For Martin, this role was a major switch and a welcome one. “I’m used to being the sassy, quick-witted character,” she says. “But Serena is emotionally challenged, layered. That’s what really pulled me in.” Serena is not your average First Kid. She’s a rebellious hacker who bends firewalls to sneak out of the White House, but when terrorists strike during a global summit, her skills become the key to survival.
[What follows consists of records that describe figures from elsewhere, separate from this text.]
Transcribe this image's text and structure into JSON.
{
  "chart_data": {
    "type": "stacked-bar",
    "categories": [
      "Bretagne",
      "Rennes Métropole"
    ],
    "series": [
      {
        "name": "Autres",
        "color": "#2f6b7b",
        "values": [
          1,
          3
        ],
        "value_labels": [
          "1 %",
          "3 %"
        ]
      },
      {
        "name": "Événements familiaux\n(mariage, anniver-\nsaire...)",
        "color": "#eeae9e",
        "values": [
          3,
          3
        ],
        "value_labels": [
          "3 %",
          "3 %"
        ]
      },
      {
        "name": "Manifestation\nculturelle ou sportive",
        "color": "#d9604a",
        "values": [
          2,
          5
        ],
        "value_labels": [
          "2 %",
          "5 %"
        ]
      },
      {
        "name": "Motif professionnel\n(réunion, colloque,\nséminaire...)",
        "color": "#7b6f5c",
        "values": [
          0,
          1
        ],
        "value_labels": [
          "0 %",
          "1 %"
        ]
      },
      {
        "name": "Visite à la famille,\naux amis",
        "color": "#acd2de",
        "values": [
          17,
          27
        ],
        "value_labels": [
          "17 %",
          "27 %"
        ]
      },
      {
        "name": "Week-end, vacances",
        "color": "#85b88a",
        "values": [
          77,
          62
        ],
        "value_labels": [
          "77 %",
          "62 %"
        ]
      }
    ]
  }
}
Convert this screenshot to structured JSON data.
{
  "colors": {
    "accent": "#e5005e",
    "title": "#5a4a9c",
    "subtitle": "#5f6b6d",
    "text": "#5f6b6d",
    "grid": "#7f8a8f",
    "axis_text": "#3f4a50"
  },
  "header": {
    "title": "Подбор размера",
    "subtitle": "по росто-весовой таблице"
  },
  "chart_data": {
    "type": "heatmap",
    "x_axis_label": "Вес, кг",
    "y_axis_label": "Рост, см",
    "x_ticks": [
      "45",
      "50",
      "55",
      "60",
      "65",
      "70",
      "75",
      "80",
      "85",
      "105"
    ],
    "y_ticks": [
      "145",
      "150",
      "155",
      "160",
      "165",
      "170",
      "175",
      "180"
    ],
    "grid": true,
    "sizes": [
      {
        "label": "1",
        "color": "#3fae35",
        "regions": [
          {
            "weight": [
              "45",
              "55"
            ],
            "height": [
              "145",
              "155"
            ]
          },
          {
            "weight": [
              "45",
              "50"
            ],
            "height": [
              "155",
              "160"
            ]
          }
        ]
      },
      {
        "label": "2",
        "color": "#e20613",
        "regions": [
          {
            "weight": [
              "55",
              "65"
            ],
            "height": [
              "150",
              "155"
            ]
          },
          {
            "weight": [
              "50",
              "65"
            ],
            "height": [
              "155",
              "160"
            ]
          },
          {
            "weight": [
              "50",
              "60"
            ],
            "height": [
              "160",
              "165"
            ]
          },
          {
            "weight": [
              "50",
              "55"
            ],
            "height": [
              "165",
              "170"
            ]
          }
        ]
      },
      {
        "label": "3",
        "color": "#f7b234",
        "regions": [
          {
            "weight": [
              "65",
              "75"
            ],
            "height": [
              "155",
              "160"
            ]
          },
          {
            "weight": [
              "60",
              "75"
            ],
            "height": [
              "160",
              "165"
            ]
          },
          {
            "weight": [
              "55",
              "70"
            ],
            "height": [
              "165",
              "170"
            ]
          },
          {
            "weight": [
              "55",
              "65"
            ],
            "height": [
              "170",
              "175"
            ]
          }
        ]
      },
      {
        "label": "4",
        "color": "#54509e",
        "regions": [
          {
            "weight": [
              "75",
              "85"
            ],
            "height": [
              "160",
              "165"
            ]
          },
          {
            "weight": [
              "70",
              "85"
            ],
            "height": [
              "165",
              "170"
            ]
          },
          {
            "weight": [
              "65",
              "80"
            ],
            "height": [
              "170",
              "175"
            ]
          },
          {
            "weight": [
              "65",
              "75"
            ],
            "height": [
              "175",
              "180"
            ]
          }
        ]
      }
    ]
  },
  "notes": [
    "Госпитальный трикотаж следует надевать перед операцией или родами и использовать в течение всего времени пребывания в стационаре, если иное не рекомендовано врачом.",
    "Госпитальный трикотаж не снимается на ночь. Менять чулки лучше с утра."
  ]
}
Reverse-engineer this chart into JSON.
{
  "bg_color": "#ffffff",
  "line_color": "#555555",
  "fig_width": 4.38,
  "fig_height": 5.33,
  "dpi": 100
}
Working alongside Davis was more than just a bucket-list moment, it was a masterclass for the young actor. “Miss Viola didn’t demand respect, she just had it,” Martin says. “Even the smallest changes she made to the script had a huge impact. That power was magnetic.” The mother-daughter bond between their characters adds an emotional anchor to a film packed with deep-fakes, diplomatic danger, and the terrifying potential of AI.
Martin’s own sharpness extends far beyond the screen. She’s building an empire with Genius Entertainment, developing everything from fantasy adaptations like Amari and the Night Brothers to more stories rooted in Black excellence..
That mix of playfulness and purpose is what defines her. She’s faced cancellation (Saturdays lasted just one season), industry resistance, and the harsh truths of navigating Hollywood as a young Black woman. Still, she’s pressing forward. “I’ve learned what it takes to be a legend,” she says. “The key is to choose yourself.”
In G20, she does just that. Standing beside Davis and Anthony Anderson (her former Black-ish TV dad), Martin does not just hold her own, she shines. In a film where the world is on fire, it’s the family dynamic that keeps the story grounded. And in that fire, Marsai Martin proves she is no longer a prodigy anymore but a powerhouse.